Fitch Downgrades Harleysville Debt to ‘BBB’; Assigns ‘A’ IFS Rating

December 8, 2003

Fitch Ratings announced that it has downgraded Harleysville Group Inc.’s (HGIC) long-term and senior debt ratings to ‘BBB’ from ‘BBB+’ and has concurrently removed the ratings from Rating Watch Negative where they were placed on October 28, 2003.

Fitch also said it has assigned an ‘A’ insurer financial strength rating to the insurers that comprise the Harleysville inter-company pool, and assigned a stable outlook.

“Fitch’s rating action reflects HGIC’s recent poor underwriting results which have been outside of Fitch’s expectations,” said the bulletin. “Fitch’s rating actions also reflects concerns about HGIC’s ability to generate run-rate operating profitability that is supportive of the company’s previous ratings.

“The ratings continue to reflect HGIC’s moderate financial leverage, strong risk-based capitalization, and solid relationships with the independent agents that distribute its products,” it continued.

The rating agency indicated that “through the first nine months of 2003, HGIC reported a 119.4 percent statutory basis combined ratio. In comparison, the company’s full-year 2002 combined ratio was 101.9 percent and its five-year average combined ratio through year-end 2002 was 105.2 percent. HGIC’s combined ratio through the first nine months of 2003 includes the impact of $75 million of adverse prior accident year reserve development, primarily in the company’s commercial insurance book. The majority of this development was derived from accident years 1998-2002.”

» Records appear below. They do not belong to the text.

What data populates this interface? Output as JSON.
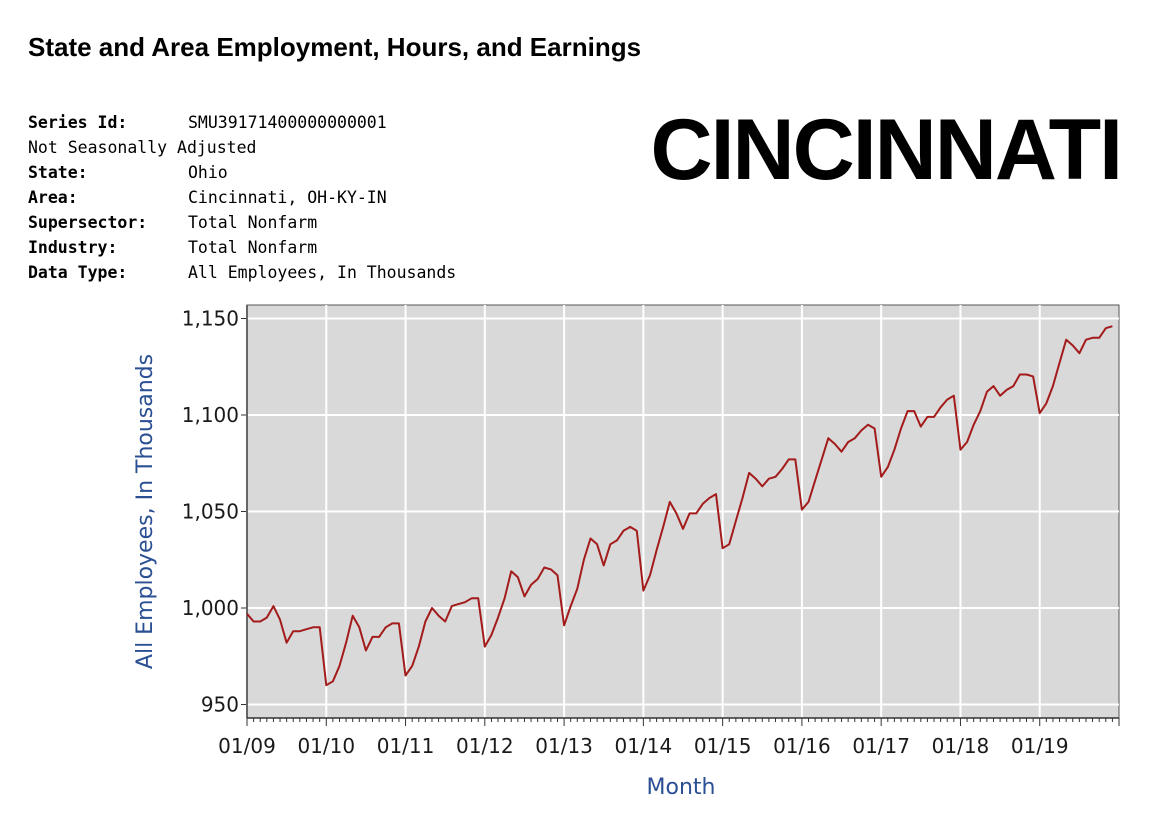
{
  "header": {
    "title": "State and Area Employment, Hours, and Earnings",
    "city": "CINCINNATI"
  },
  "series_info": {
    "series_id_label": "Series Id:",
    "series_id": "SMU39171400000000001",
    "seasonal": "Not Seasonally Adjusted",
    "state_label": "State:",
    "state": "Ohio",
    "area_label": "Area:",
    "area": "Cincinnati, OH-KY-IN",
    "supersector_label": "Supersector:",
    "supersector": "Total Nonfarm",
    "industry_label": "Industry:",
    "industry": "Total Nonfarm",
    "data_type_label": "Data Type:",
    "data_type": "All Employees, In Thousands"
  },
  "chart_data": {
    "type": "line",
    "xlabel": "Month",
    "ylabel": "All Employees, In Thousands",
    "ylim": [
      943,
      1157
    ],
    "yticks": [
      950,
      1000,
      1050,
      1100,
      1150
    ],
    "ytick_labels": [
      "950",
      "1,000",
      "1,050",
      "1,100",
      "1,150"
    ],
    "xticks": [
      "01/09",
      "01/10",
      "01/11",
      "01/12",
      "01/13",
      "01/14",
      "01/15",
      "01/16",
      "01/17",
      "01/18",
      "01/19"
    ],
    "x_range": [
      "01/09",
      "12/19"
    ],
    "grid": true,
    "line_color": "#a31b1b",
    "plot_bg": "#d9d9d9",
    "series": [
      {
        "start": "01/09",
        "values": [
          997,
          993,
          993,
          995,
          1001,
          994,
          982,
          988,
          988,
          989,
          990,
          990,
          960,
          962,
          970,
          982,
          996,
          990,
          978,
          985,
          985,
          990,
          992,
          992,
          965,
          970,
          980,
          993,
          1000,
          996,
          993,
          1001,
          1002,
          1003,
          1005,
          1005,
          980,
          986,
          995,
          1005,
          1019,
          1016,
          1006,
          1012,
          1015,
          1021,
          1020,
          1017,
          991,
          1001,
          1010,
          1025,
          1036,
          1033,
          1022,
          1033,
          1035,
          1040,
          1042,
          1040,
          1009,
          1017,
          1030,
          1042,
          1055,
          1049,
          1041,
          1049,
          1049,
          1054,
          1057,
          1059,
          1031,
          1033,
          1045,
          1057,
          1070,
          1067,
          1063,
          1067,
          1068,
          1072,
          1077,
          1077,
          1051,
          1055,
          1066,
          1077,
          1088,
          1085,
          1081,
          1086,
          1088,
          1092,
          1095,
          1093,
          1068,
          1073,
          1082,
          1093,
          1102,
          1102,
          1094,
          1099,
          1099,
          1104,
          1108,
          1110,
          1082,
          1086,
          1095,
          1102,
          1112,
          1115,
          1110,
          1113,
          1115,
          1121,
          1121,
          1120,
          1101,
          1106,
          1115,
          1127,
          1139,
          1136,
          1132,
          1139,
          1140,
          1140,
          1145,
          1146
        ]
      }
    ]
  }
}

Fitch noted that HGIC has “implemented rate increases and re-underwritten portions of its book of business in an effort to improve underwriting profitability. ” While it viewed these actions favorably, Fitch said that it “believes that competitive conditions in HGIC’s core small commercial lines market complicate the company’s ability to implement the rate increases necessary to improve underwriting profitability while maintaining retention. In addition, Fitch believes that HGIC’s re-underwriting efforts make it more difficult for the company to lower its expense ratio, which Fitch views as comparatively high for the company’s business mix.”